Dieser Wandel spiegelt den lang anhaltenden Konflikt mit kurdischen Separatisten im Südosten des Landes, den massiven Zustrom von Flüchtlingen aus dem Nahen Osten und die jahrzehntelange Propaganda der grossen Medien und der Partei für Gerechtigkeit und Entwicklung (AKP) von Erdogan. In den Parlamentswahlen traten die AKP, ihr Koalitionspartner, die Partei der Nationalistischen Bewegung (MHP), die Gute Partei (IyiP, die zweitgrösste Partei der Oppositionskoalition) und mindestens drei weitere Parteien mit nationalistischen Programmen an. So erhielt die MHP trotz einer ineffektiven Kampagne mit einem kranken und unnahbaren Führer mehr als 10% der Stimmen.
Mässigung findet mässigen Anklang
Erdogans kämpferischer Nationalismus fand also bei den Wählern mehr Anklang als Kilicdaroglus Mässigung und Antikorruptionskampagne, zumal Kilicdaroglu der alevitischen Minderheit (einem schiitischen Ableger in einem überwiegend sunnitischen Land) angehört und die implizite Unterstützung der kurdischen Partei und der Wähler hatte.

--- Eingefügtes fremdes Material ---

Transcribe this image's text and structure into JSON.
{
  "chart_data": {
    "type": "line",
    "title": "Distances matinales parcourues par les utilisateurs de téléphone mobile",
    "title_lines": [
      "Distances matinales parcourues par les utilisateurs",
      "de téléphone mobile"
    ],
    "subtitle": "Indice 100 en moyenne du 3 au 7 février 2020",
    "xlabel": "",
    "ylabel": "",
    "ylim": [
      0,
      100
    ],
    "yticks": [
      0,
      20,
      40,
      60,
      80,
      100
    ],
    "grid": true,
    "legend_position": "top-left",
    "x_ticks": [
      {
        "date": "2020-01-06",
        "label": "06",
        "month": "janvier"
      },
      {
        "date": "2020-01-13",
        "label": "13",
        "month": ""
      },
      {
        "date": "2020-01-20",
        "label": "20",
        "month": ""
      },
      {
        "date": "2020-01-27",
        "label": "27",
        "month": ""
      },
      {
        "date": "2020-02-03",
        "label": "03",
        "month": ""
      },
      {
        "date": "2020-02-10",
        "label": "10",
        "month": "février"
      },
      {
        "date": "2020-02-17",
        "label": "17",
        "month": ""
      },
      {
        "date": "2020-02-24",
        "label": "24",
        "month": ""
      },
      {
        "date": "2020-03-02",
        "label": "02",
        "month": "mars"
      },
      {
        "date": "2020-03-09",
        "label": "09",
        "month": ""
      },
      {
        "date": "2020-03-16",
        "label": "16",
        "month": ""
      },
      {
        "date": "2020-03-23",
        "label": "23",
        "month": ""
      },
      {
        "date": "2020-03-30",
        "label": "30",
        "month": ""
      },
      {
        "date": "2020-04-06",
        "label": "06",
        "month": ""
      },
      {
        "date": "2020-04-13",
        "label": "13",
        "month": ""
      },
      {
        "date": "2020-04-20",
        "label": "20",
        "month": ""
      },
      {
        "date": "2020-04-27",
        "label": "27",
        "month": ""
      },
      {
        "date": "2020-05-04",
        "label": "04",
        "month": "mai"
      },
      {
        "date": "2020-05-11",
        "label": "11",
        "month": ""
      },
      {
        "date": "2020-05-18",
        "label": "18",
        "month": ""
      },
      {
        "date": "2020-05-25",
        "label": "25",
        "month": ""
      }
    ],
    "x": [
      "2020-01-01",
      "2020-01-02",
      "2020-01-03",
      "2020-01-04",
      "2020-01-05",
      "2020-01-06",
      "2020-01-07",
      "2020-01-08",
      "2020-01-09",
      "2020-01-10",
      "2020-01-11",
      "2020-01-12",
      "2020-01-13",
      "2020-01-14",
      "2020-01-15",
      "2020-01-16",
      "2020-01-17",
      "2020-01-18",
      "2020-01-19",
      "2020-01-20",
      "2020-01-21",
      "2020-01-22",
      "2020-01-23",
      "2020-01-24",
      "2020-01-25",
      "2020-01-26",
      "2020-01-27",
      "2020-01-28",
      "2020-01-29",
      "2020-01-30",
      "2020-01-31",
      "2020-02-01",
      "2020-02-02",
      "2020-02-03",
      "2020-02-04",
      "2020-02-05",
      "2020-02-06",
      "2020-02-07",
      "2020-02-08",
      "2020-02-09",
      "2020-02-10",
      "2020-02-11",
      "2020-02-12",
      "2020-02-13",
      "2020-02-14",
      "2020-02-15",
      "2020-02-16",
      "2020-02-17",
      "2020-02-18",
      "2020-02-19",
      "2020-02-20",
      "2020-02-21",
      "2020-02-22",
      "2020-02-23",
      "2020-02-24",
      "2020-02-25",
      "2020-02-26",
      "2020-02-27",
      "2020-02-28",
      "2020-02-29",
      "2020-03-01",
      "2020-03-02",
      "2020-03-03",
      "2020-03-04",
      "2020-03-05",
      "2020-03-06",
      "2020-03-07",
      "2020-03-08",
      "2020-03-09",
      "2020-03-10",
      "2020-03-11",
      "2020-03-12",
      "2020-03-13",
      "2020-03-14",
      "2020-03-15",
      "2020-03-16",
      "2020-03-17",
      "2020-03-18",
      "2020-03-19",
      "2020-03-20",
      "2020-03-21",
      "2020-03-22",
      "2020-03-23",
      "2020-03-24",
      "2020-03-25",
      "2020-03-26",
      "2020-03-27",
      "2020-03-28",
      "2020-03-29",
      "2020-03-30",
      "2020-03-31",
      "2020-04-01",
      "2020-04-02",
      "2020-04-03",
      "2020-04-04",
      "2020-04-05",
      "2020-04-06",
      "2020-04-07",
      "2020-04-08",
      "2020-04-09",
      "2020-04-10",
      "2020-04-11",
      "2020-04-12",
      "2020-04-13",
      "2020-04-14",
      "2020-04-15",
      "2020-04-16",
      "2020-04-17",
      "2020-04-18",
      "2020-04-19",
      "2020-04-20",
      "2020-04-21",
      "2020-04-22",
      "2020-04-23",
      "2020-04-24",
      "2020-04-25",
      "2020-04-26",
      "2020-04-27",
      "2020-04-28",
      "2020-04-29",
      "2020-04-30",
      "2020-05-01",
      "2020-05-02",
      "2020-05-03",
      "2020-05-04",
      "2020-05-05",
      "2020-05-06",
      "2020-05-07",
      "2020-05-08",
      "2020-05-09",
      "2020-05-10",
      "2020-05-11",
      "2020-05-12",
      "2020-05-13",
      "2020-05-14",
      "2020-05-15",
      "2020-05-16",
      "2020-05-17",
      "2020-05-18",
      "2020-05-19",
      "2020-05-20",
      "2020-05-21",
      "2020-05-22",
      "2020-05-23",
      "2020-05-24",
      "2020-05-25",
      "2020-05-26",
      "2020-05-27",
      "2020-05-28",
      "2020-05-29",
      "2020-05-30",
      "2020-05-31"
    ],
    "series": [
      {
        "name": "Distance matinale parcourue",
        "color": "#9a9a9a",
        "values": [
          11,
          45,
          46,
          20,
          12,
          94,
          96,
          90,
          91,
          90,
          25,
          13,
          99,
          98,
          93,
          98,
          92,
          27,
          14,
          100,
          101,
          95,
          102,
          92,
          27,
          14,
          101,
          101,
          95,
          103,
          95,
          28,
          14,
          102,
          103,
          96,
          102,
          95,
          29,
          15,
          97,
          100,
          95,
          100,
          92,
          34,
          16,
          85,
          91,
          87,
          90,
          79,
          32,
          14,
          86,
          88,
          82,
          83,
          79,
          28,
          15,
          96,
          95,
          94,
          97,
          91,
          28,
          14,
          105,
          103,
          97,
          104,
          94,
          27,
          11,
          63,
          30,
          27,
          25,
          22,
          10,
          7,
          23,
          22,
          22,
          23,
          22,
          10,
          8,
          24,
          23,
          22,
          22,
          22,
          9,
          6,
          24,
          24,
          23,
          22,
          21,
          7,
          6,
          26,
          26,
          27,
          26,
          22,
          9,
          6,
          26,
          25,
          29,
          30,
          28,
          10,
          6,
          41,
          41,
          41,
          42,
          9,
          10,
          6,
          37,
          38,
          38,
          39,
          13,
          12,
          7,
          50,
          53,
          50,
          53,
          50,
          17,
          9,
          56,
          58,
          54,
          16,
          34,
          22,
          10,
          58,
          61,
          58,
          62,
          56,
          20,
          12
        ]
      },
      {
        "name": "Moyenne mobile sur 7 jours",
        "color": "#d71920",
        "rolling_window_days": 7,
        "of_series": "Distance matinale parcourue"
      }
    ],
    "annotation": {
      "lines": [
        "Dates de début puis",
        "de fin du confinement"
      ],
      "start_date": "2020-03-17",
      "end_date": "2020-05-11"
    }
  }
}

«Viele türkische Wähler unterstützen Erdogan, obwohl sie wissen, dass die Korruption in seiner Partei astronomische Ausmasse angenommen und dass die Misswirtschaft zu dreistelliger Inflation und grosser Not geführt hat.»
Vermeiden sollte man jedoch zwei oberflächliche Interpretationen des Wahlergebnisses. Die erste ist, dass das Ergebnis den demokratischen Willen der türkischen Bevölkerung spiegelt, ob es den gebildeten Städtern nun gefällt oder nicht. Die zweite ist das Gegenteil der ersten: dass es sich um eine Scheinwahl handelte, die von einem Autokraten inszeniert wurde.
Die Wahrheit ist, dass viele türkische Wähler Erdogan unterstützt haben, obwohl sie wussten, dass die Korruption in seiner Partei astronomische Ausmasse angenommen und dass die Misswirtschaft zu dreistelliger Inflation und grosser Not geführt hat. Sogar in den vom Erdbeben am stärksten betroffenen Gebieten, wo die Korruption der AKP ein Hauptfaktor für die enormen Schäden und den Verlust von Menschenleben war, erhielt er Unterstützung.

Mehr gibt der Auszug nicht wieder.